そんなフランチェスカ家の人間が俺を指名したとしても仕事の内容によっては受けることが出来ない場合だって当然ある。出来ない仕事を受ける気はない。
わざわざ俺を指名するくらいなのだから俺ならばどうにか出来ると思っているのだろうが、依頼を受けるかどうかを判断するのはあくまでも俺なのだから。

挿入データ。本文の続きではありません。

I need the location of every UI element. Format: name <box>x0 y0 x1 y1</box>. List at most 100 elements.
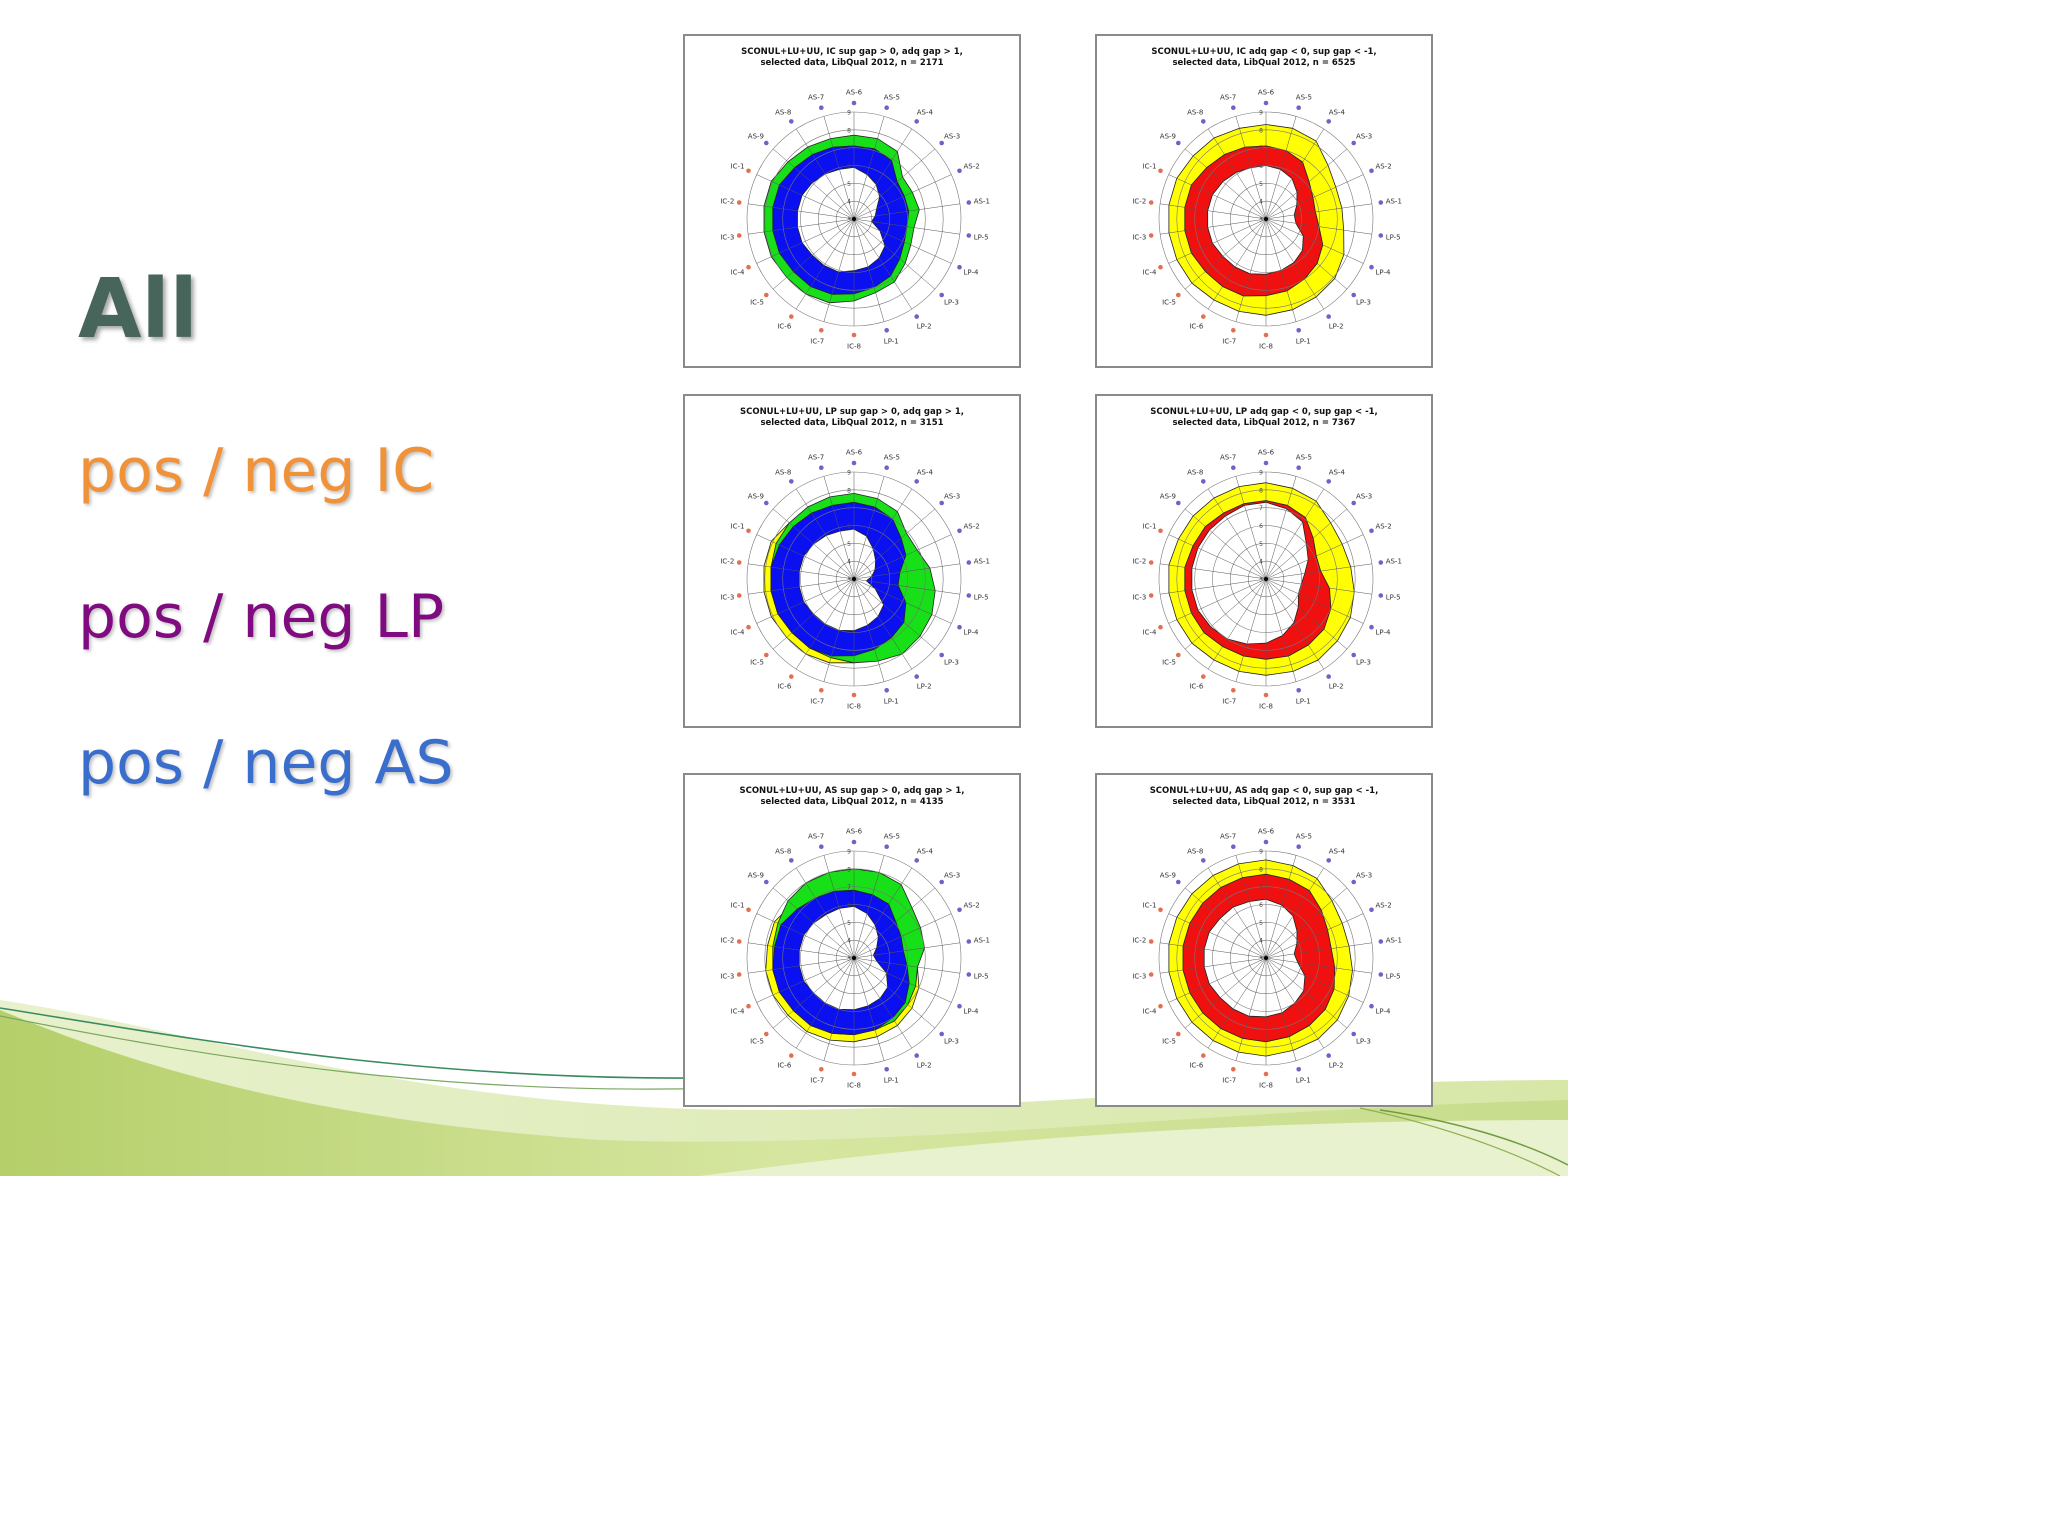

「盗品の奪還。現当主のフローレンシア・フランチェスカの曾祖母が大切にしていた形見のペンダントを奪還してほしいそうよ」
「他の盗品は良いのか?」
「フローレンシア・フランチェスカにとって最も重要なのは形見のペンダント。その他の盗品は好きにして良い、なんて言ってたわ」
「つまり、俺が見つけたとして、全部持って行っても黙認されると?」
「みたいねぇ……盗まれた物の中にはとんでもない値打ち物もあるはずなのに好きにして良いなんて言うほどだから、その形見のペンダントはよっぽど大事な物なのね」
「そうか……報酬については?」
「無事に奪還出来れば一千万オース。他の盗品を全てアッシュが回収しても黙認。ただ、奪還出来ていないのに他の盗品を回収した場合は然るべき処理をする。だそうよ」
奪還に成功した場合の報酬が一千万オースという法外な額だったことに驚きながら、更に値打ち物を回収して俺の物としても黙認する。とまで言っているらしい。

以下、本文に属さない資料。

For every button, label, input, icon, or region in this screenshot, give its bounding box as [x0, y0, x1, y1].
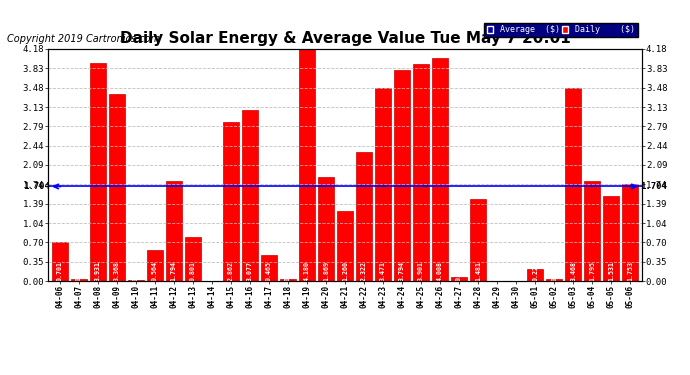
Text: 1.704: 1.704 — [23, 182, 50, 191]
Bar — [337, 211, 353, 281]
Text: 0.000: 0.000 — [209, 261, 215, 281]
Bar — [147, 250, 163, 281]
Text: 1.531: 1.531 — [609, 261, 614, 281]
Text: 3.931: 3.931 — [95, 261, 101, 281]
Text: 3.368: 3.368 — [114, 261, 120, 281]
Text: 0.701: 0.701 — [57, 261, 63, 281]
Text: 3.471: 3.471 — [380, 261, 386, 281]
Text: 0.801: 0.801 — [190, 261, 196, 281]
Text: 1.794: 1.794 — [171, 261, 177, 281]
Bar — [470, 199, 486, 281]
Text: 1.481: 1.481 — [475, 261, 481, 281]
Bar — [413, 64, 429, 281]
Text: 0.037: 0.037 — [551, 261, 558, 281]
Text: 0.084: 0.084 — [456, 261, 462, 281]
Bar — [241, 110, 258, 281]
Bar — [280, 279, 296, 281]
Bar — [223, 122, 239, 281]
Text: 3.468: 3.468 — [570, 261, 576, 281]
Text: 0.000: 0.000 — [494, 261, 500, 281]
Bar — [166, 182, 182, 281]
Bar — [109, 94, 125, 281]
Text: 3.901: 3.901 — [418, 261, 424, 281]
Text: 2.322: 2.322 — [361, 261, 367, 281]
Text: 1.869: 1.869 — [323, 261, 329, 281]
Bar — [394, 70, 410, 281]
Text: 0.015: 0.015 — [132, 261, 139, 281]
Bar — [527, 269, 543, 281]
Text: 1.260: 1.260 — [342, 261, 348, 281]
Bar — [546, 279, 562, 281]
Bar — [432, 58, 448, 281]
Bar — [299, 49, 315, 281]
Bar — [128, 280, 144, 281]
Text: 0.465: 0.465 — [266, 261, 272, 281]
Text: 0.223: 0.223 — [532, 261, 538, 281]
Bar — [451, 277, 467, 281]
Title: Daily Solar Energy & Average Value Tue May 7 20:01: Daily Solar Energy & Average Value Tue M… — [119, 31, 571, 46]
Text: 1.704: 1.704 — [640, 182, 667, 191]
Text: 4.008: 4.008 — [437, 261, 443, 281]
Text: 3.077: 3.077 — [247, 261, 253, 281]
Bar — [90, 63, 106, 281]
Bar — [375, 88, 391, 281]
Bar — [622, 184, 638, 281]
Bar — [52, 242, 68, 281]
Text: 3.794: 3.794 — [399, 261, 405, 281]
Text: 2.862: 2.862 — [228, 261, 234, 281]
Text: 0.047: 0.047 — [76, 261, 81, 281]
Text: 4.180: 4.180 — [304, 261, 310, 281]
Bar — [70, 279, 87, 281]
Bar — [356, 152, 372, 281]
Bar — [318, 177, 334, 281]
Text: Copyright 2019 Cartronics.com: Copyright 2019 Cartronics.com — [7, 34, 160, 44]
Bar — [185, 237, 201, 281]
Text: 0.000: 0.000 — [513, 261, 519, 281]
Bar — [584, 182, 600, 281]
Bar — [603, 196, 620, 281]
Bar — [261, 255, 277, 281]
Legend: Average  ($), Daily    ($): Average ($), Daily ($) — [484, 23, 638, 37]
Text: 0.564: 0.564 — [152, 261, 158, 281]
Text: 1.753: 1.753 — [627, 261, 633, 281]
Bar — [565, 88, 581, 281]
Text: 0.035: 0.035 — [285, 261, 291, 281]
Text: 1.795: 1.795 — [589, 261, 595, 281]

本来ならあり得ない話なのだが、どうしてフローレンシアはそれを良しとするのだろうか。
「ハロルド」
「わかってるわ。そっちも調べてみるわね」
「頼む。それ次第で受けるかどうか判断させてくれ」
「当然のことね。まぁ、フローレンシア・フランチェスカはフランチェスカ家始まって以来の天才にして変人だって話だからなくはない。ってことなのかもしれないけど……」
「天才にして変人か。関わりたくないのに目を付けられてるのかもな……」
「わざわざ指名するくらいだものねぇ……」
フローレンシアがどんな人間なのか俺にはわからないが、どうにも目を付けられてしまったらしい。

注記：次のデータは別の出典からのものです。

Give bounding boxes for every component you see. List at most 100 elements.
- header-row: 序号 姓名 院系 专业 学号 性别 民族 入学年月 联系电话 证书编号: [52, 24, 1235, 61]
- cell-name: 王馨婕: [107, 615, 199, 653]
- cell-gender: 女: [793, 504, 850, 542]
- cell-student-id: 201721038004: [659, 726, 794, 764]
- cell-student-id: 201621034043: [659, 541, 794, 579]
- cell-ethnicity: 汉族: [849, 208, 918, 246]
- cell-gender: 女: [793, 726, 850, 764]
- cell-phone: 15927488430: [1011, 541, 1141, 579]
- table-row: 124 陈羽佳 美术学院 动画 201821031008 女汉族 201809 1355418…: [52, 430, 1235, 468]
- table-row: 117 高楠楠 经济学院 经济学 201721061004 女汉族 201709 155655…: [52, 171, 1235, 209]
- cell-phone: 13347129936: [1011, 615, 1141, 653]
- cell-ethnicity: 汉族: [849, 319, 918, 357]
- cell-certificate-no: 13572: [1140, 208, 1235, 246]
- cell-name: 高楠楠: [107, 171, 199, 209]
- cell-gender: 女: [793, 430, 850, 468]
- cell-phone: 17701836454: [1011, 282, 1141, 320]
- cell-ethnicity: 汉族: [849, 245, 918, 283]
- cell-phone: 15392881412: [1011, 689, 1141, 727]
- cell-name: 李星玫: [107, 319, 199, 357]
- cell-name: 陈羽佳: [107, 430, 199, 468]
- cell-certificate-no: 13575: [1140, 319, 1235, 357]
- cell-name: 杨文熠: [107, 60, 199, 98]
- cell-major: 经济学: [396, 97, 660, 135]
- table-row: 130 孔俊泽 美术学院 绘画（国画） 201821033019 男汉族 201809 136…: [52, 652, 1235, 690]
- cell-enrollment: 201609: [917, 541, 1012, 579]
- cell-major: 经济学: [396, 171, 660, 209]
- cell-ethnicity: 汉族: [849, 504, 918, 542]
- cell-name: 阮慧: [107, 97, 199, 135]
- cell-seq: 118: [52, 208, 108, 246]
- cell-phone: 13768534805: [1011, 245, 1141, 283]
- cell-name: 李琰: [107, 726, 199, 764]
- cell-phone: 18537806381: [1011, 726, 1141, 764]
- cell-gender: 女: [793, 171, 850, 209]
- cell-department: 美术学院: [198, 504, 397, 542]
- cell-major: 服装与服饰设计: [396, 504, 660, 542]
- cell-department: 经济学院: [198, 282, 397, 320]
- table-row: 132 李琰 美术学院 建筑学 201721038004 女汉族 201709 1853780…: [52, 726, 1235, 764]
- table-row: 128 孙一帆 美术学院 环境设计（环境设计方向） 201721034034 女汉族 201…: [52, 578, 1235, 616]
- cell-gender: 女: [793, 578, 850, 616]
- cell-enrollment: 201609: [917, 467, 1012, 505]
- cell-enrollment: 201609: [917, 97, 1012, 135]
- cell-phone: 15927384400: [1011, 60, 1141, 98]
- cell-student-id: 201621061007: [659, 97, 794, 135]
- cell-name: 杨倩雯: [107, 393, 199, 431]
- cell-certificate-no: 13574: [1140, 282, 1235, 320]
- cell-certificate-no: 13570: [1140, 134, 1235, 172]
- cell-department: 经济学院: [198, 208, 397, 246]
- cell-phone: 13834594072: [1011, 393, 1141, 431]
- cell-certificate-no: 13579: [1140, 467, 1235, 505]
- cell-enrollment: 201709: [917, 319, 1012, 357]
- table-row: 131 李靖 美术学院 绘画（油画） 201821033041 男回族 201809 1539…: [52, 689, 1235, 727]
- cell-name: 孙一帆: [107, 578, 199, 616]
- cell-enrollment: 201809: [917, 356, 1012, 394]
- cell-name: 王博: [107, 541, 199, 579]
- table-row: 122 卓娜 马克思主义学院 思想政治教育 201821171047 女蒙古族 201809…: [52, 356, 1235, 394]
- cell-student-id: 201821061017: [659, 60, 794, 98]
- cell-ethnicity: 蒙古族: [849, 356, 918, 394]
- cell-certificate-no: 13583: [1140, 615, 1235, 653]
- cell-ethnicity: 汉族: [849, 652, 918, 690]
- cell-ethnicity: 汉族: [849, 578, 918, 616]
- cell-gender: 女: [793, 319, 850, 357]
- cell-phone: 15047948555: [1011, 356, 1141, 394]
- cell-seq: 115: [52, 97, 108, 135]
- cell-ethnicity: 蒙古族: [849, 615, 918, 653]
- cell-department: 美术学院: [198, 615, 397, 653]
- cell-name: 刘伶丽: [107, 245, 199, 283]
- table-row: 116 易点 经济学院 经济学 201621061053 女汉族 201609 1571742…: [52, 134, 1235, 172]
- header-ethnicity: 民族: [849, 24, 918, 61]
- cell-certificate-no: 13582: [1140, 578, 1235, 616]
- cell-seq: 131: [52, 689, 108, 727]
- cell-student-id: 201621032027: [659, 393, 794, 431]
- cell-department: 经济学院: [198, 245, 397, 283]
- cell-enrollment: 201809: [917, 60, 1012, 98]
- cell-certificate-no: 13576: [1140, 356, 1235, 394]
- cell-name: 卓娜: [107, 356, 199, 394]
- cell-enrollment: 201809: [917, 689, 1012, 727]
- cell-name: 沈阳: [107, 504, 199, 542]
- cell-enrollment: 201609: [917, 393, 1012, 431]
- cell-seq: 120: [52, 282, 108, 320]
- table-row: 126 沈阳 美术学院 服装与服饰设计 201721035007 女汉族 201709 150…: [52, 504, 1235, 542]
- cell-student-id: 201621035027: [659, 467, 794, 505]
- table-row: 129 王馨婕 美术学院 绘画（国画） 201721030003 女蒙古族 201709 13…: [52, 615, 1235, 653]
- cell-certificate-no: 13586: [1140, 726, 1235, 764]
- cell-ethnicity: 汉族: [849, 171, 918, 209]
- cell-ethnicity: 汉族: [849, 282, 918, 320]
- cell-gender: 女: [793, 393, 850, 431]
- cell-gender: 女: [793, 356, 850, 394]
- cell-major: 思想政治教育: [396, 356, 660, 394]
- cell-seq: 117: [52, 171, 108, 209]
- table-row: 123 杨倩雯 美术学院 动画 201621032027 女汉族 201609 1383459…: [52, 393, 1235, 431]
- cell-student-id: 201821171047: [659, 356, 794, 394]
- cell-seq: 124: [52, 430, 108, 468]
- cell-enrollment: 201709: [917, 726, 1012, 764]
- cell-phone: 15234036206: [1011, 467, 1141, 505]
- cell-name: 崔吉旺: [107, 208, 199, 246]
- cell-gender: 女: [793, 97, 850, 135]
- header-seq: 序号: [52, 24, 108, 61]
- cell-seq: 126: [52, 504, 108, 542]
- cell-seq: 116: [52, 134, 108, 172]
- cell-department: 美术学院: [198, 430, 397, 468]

これから先、その変人から面倒な依頼が舞い込んでくると思うと少しばかり憂鬱になってしまう。ただ、報酬に関しては文句なしの高額を提示されそうなので内容次第では快く受けることが出来そうだった。
金に釣られているようなものだが、ハイリスクハイリターンはスラム街の常識だ。一度の危険で大きな見返りがあるのならそれをする価値は充分すぎるほどにあるのだから。
「今は考えないようにしておくか。それに良い時間だろうし、そろそろ俺も家に帰るよ」
「明日からはシャロと一緒に行動しないといけないものね。寝坊なんてもってのほかよ?」
「わかってる。明日の朝にはまた来るとするさ」
「ええ、わかったわ。それじゃ、おやすみなさい、アッシュ」
「おやすみ、ハロルド」
とりあえずは考えることをやめて、明日に備えることにした。
今までのように自分で好きな時間に行動する。というのはシャロと一緒にいる限りは出来そうにない。ある程度は規則正しい生活をしなければならなくなるだろう。
本来であればそれは良いことなのだろうが、今の俺にとってはあまりよろしくはない。ハロルドから斡旋された仕事によっては規則正しい生活なんて物とは無縁になってしまうのだから。
何にしろこれからどうなっていくのか。俺にはわからなかった。